Underlying the Brexit/Remain debate, it seems to me, are two equally opposite views of life. Should we see the EU project in the context of what’s best for 500 million people with whom we have a lot in common, or should we view it as “us and them”.

 

Automatic Enrolment

 

And so it seems to be with the automatic enrolment project. The “us and them” seems to be pensions sector and the payroll sector.

 

I was surprised to see a linkedin post in the last week or so from a respected pensions commentator, backing the payroll sector as the future custodians of automatic enrolment and warning that pensions people must start working with them. A couple of days later I saw a couple of posts from another pension practitioner lambasting the payroll sector for knowing nothing about pensions!

 

So who will win (if it really is a competition) between pensions people and payroll people? More importantly, does it matter? Surely what matters most is that automatic enrolment delivers a resurgence of and belief in, workplace pensions.

 

The real issues

 

Underlying the divisive comments that are being made are some serious implications for both sectors that each needs to consider for the future.

 

The pension sector’s perception of its value to customers is built on supporting medium and large employers with pensions and employee benefits at a time when complexity and pension contributions were much greater than they are now. In the past the market accepted that view.

 

The market view of the value of the payroll sector has traditionally been much lower.

 

For my money, the market will determine the value of a combined proposition to be somewhere between the two.

 

So pensions people, particularly pension advisers, need to review their business models. Are the structures and remuneration levels that they’ve enjoyed in the past sustainable in today’s market, particularly for small employers?

 

And payroll people do need to think carefully about upskilling. There is more to pension schemes than uploading data.

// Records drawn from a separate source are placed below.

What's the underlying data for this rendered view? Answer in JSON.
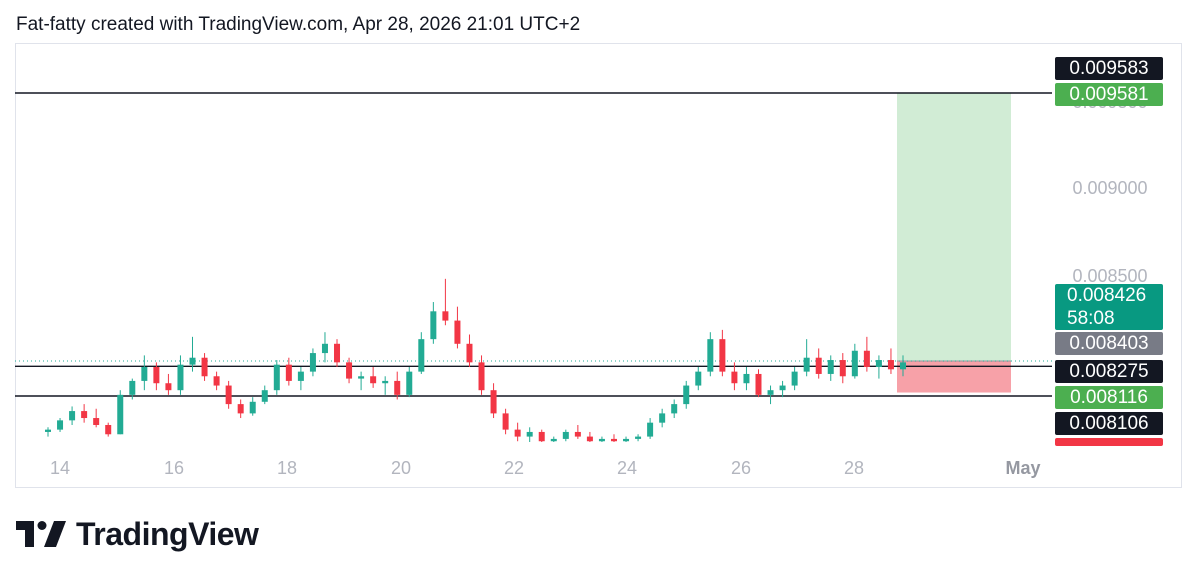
{
  "header": {
    "caption": "Fat-fatty created with TradingView.com, Apr 28, 2026 21:01 UTC+2"
  },
  "brand": {
    "name": "TradingView",
    "icon": "tradingview-logo-icon"
  },
  "colors": {
    "up": "#22ab94",
    "down": "#f23645",
    "profit_zone": "#d1ecd5",
    "loss_zone": "#f7a1a8",
    "axis_text": "#b2b5be",
    "line": "#131722"
  },
  "chart_data": {
    "type": "candlestick",
    "timeframe_note": "intraday candles, Apr 13 – Apr 28",
    "x_tick_labels": [
      "14",
      "16",
      "18",
      "20",
      "22",
      "24",
      "26",
      "28",
      "May"
    ],
    "y_tick_labels": [
      "0.009500",
      "0.009000",
      "0.008500"
    ],
    "ylim": [
      0.00806,
      0.0096
    ],
    "horizontal_lines": [
      0.009581,
      0.008403,
      0.008275
    ],
    "price_tags": [
      {
        "value": "0.009583",
        "style": "black"
      },
      {
        "value": "0.009581",
        "style": "green"
      },
      {
        "value": "0.008426",
        "style": "teal",
        "sub": "58:08"
      },
      {
        "value": "0.008403",
        "style": "gray"
      },
      {
        "value": "0.008275",
        "style": "black"
      },
      {
        "value": "0.008116",
        "style": "green"
      },
      {
        "value": "0.008106",
        "style": "black"
      }
    ],
    "last_price": 0.008426,
    "countdown": "58:08",
    "position": {
      "type": "long",
      "entry": 0.008426,
      "target": 0.009581,
      "stop": 0.00829,
      "start": "Apr 28",
      "end": "Apr 30"
    },
    "ohlc_approx": [
      [
        8.12,
        8.14,
        8.1,
        8.13
      ],
      [
        8.13,
        8.18,
        8.12,
        8.17
      ],
      [
        8.17,
        8.23,
        8.15,
        8.21
      ],
      [
        8.21,
        8.24,
        8.16,
        8.18
      ],
      [
        8.18,
        8.22,
        8.14,
        8.15
      ],
      [
        8.15,
        8.16,
        8.1,
        8.11
      ],
      [
        8.11,
        8.3,
        8.11,
        8.28
      ],
      [
        8.28,
        8.35,
        8.26,
        8.34
      ],
      [
        8.34,
        8.45,
        8.3,
        8.4
      ],
      [
        8.4,
        8.42,
        8.3,
        8.33
      ],
      [
        8.33,
        8.37,
        8.28,
        8.3
      ],
      [
        8.3,
        8.45,
        8.28,
        8.41
      ],
      [
        8.41,
        8.53,
        8.38,
        8.44
      ],
      [
        8.44,
        8.46,
        8.34,
        8.36
      ],
      [
        8.36,
        8.38,
        8.3,
        8.32
      ],
      [
        8.32,
        8.34,
        8.22,
        8.24
      ],
      [
        8.24,
        8.26,
        8.18,
        8.2
      ],
      [
        8.2,
        8.27,
        8.19,
        8.25
      ],
      [
        8.25,
        8.32,
        8.24,
        8.3
      ],
      [
        8.3,
        8.43,
        8.28,
        8.41
      ],
      [
        8.41,
        8.44,
        8.32,
        8.34
      ],
      [
        8.34,
        8.4,
        8.3,
        8.38
      ],
      [
        8.38,
        8.48,
        8.36,
        8.46
      ],
      [
        8.46,
        8.55,
        8.42,
        8.5
      ],
      [
        8.5,
        8.52,
        8.4,
        8.42
      ],
      [
        8.42,
        8.44,
        8.33,
        8.35
      ],
      [
        8.35,
        8.38,
        8.3,
        8.36
      ],
      [
        8.36,
        8.4,
        8.31,
        8.33
      ],
      [
        8.33,
        8.36,
        8.28,
        8.34
      ],
      [
        8.34,
        8.38,
        8.26,
        8.28
      ],
      [
        8.28,
        8.4,
        8.27,
        8.38
      ],
      [
        8.38,
        8.55,
        8.37,
        8.52
      ],
      [
        8.52,
        8.68,
        8.5,
        8.64
      ],
      [
        8.64,
        8.78,
        8.58,
        8.6
      ],
      [
        8.6,
        8.66,
        8.48,
        8.5
      ],
      [
        8.5,
        8.54,
        8.4,
        8.42
      ],
      [
        8.42,
        8.45,
        8.28,
        8.3
      ],
      [
        8.3,
        8.33,
        8.18,
        8.2
      ],
      [
        8.2,
        8.22,
        8.11,
        8.13
      ],
      [
        8.13,
        8.16,
        8.08,
        8.1
      ],
      [
        8.1,
        8.14,
        8.07,
        8.12
      ],
      [
        8.12,
        8.13,
        8.07,
        8.08
      ],
      [
        8.08,
        8.1,
        8.07,
        8.09
      ],
      [
        8.09,
        8.13,
        8.08,
        8.12
      ],
      [
        8.12,
        8.15,
        8.09,
        8.1
      ],
      [
        8.1,
        8.12,
        8.07,
        8.08
      ],
      [
        8.08,
        8.1,
        8.07,
        8.09
      ],
      [
        8.09,
        8.11,
        8.07,
        8.08
      ],
      [
        8.08,
        8.1,
        8.07,
        8.09
      ],
      [
        8.09,
        8.11,
        8.08,
        8.1
      ],
      [
        8.1,
        8.18,
        8.09,
        8.16
      ],
      [
        8.16,
        8.22,
        8.14,
        8.2
      ],
      [
        8.2,
        8.26,
        8.18,
        8.24
      ],
      [
        8.24,
        8.34,
        8.22,
        8.32
      ],
      [
        8.32,
        8.4,
        8.3,
        8.38
      ],
      [
        8.38,
        8.55,
        8.36,
        8.52
      ],
      [
        8.52,
        8.56,
        8.36,
        8.38
      ],
      [
        8.38,
        8.42,
        8.3,
        8.33
      ],
      [
        8.33,
        8.4,
        8.3,
        8.37
      ],
      [
        8.37,
        8.39,
        8.27,
        8.28
      ],
      [
        8.28,
        8.32,
        8.24,
        8.3
      ],
      [
        8.3,
        8.34,
        8.27,
        8.32
      ],
      [
        8.32,
        8.4,
        8.3,
        8.38
      ],
      [
        8.38,
        8.52,
        8.36,
        8.44
      ],
      [
        8.44,
        8.48,
        8.35,
        8.37
      ],
      [
        8.37,
        8.45,
        8.34,
        8.43
      ],
      [
        8.43,
        8.46,
        8.33,
        8.36
      ],
      [
        8.36,
        8.5,
        8.35,
        8.47
      ],
      [
        8.47,
        8.53,
        8.38,
        8.4
      ],
      [
        8.4,
        8.45,
        8.35,
        8.43
      ],
      [
        8.43,
        8.48,
        8.37,
        8.39
      ],
      [
        8.39,
        8.45,
        8.36,
        8.42
      ]
    ]
  }
}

Employers will expect them to know about governance and investments among other things and employees will, naturally, expect their questions to be answered.

 

If both “sides” take appropriate steps, the resulting competition can only be good for consumers.

 

In the meantime…..

 

We work together.

 

The small employer sector, representing by far the greatest number of employers, does not generally buy directly from payroll software providers anyway. So whilst payroll companies can legitimately increase their value by becoming pensions experts, they’ll find it difficult to deliver their expertise to the front line. The front line is made up of many thousands of payroll bureaux, some run by accountancy firms, some not. And many of them will be reluctant to upskill to become pension experts for a long time to come.

 

As a pension specialist in the front line of automatic enrolment, helping small employers, I can testify to the fact that we already work collaboratively with payroll suppliers. It’s the only way, isn’t it?